Kicking his messenger bag further under his seat, he says, “Yeah. Not too much. He was just trying to help me out, tell me about a few people before I start at a brand-new school.” He squints his eyes at me and asks, “You two aren’t dating, are you? I get that kind of vibe.”

“No way. It’s never been like that with us. We’re just best friends.”

He seems satisfied with this answer, because he goes back to staring at his desk, his index finger tracing the spine of his textbook. The silence between us isn’t comfortable. Clearing my throat, I break it. “How did you two meet?”

“Funny story actually. We—”

Our teacher slams the door shut, silencing most of the class. Nathan ducks his head, his eyes resting on the cover of my bio textbook. The meerkats glare at me, and I look away but am inexplicably drawn back.
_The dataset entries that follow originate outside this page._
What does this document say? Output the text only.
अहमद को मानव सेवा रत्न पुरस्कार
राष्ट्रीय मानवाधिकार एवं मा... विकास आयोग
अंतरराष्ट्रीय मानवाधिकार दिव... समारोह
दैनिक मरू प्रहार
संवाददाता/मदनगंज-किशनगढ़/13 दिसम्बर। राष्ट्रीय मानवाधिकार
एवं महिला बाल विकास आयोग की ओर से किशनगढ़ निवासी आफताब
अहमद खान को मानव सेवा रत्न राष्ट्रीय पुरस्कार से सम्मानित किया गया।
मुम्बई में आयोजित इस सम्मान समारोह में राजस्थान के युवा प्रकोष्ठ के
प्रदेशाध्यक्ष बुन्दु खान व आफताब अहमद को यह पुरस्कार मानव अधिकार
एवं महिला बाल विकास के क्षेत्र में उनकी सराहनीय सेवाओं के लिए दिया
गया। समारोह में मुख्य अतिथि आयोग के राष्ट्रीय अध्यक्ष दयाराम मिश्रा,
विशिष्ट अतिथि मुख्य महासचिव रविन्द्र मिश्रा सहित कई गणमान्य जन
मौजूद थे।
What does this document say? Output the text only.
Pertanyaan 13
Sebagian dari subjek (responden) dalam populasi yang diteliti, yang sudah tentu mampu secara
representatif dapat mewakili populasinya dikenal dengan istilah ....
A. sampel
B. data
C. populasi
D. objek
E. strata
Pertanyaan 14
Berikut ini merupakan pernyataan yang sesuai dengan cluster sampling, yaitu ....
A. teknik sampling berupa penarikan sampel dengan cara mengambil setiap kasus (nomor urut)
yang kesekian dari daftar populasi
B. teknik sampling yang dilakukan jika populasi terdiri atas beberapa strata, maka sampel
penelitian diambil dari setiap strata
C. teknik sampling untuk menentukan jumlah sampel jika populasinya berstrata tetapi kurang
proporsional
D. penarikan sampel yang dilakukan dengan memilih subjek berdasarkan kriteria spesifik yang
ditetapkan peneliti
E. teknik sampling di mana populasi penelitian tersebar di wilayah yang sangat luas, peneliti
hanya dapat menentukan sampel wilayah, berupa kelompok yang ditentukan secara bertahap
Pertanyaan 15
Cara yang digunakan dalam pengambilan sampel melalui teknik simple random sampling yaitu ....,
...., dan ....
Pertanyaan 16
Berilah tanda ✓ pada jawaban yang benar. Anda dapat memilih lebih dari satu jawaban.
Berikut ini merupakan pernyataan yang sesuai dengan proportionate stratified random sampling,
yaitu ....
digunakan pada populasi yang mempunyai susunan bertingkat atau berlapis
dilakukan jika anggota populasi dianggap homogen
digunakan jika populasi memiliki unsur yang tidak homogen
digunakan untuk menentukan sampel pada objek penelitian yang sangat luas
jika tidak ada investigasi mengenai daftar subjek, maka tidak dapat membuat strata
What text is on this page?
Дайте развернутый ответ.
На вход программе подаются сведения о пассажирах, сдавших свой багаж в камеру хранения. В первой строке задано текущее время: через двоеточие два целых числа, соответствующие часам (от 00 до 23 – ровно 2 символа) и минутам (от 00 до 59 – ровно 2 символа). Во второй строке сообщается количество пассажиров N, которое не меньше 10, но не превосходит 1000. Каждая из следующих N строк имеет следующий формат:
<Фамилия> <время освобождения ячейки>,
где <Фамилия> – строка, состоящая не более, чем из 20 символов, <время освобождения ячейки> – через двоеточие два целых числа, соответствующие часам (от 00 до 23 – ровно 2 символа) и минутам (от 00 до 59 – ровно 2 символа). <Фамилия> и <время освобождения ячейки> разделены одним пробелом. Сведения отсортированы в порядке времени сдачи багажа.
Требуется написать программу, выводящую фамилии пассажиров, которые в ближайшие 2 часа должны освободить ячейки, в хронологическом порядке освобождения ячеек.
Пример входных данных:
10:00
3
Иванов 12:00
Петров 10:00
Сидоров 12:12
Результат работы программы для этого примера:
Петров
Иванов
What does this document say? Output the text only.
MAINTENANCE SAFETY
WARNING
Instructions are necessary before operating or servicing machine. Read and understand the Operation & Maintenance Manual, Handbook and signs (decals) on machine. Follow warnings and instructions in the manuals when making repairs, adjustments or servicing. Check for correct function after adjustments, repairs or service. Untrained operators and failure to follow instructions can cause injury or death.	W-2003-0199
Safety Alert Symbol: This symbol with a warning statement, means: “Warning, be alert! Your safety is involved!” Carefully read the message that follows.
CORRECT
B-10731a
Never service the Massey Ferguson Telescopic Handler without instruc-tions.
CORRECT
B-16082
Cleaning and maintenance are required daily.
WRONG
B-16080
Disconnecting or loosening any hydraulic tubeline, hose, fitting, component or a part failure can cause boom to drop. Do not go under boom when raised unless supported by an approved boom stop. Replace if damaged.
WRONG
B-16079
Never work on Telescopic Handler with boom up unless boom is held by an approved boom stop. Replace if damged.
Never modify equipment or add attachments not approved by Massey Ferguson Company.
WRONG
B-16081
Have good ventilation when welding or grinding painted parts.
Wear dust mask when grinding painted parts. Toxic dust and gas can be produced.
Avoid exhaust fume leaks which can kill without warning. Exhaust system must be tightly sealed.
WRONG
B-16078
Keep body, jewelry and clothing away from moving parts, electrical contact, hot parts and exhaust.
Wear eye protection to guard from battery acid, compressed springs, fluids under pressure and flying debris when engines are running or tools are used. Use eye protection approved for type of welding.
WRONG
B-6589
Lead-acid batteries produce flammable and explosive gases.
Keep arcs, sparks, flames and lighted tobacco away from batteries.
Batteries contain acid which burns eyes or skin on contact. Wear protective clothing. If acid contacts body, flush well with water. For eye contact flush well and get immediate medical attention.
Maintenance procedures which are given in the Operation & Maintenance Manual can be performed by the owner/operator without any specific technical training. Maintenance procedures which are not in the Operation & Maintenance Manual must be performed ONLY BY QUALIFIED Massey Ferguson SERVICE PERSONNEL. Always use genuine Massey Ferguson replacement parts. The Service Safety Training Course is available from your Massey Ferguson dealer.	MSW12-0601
“Let’s get started!” calls our teacher. “We’re going to have a great year in bio.”

My senses are on overload. I glance at Nathan and see that he now looks just as nervous as me: he’s fidgety, cracking each of his knuckles one by one. Then he reaches up and adjusts his button-down, straightening the collar.

My breath hitches. As Nathan flattens his outer vest back down I can see the outline of a collection of ink, arranged in almost the same shape as mine, so dark I would think it was a tattoo.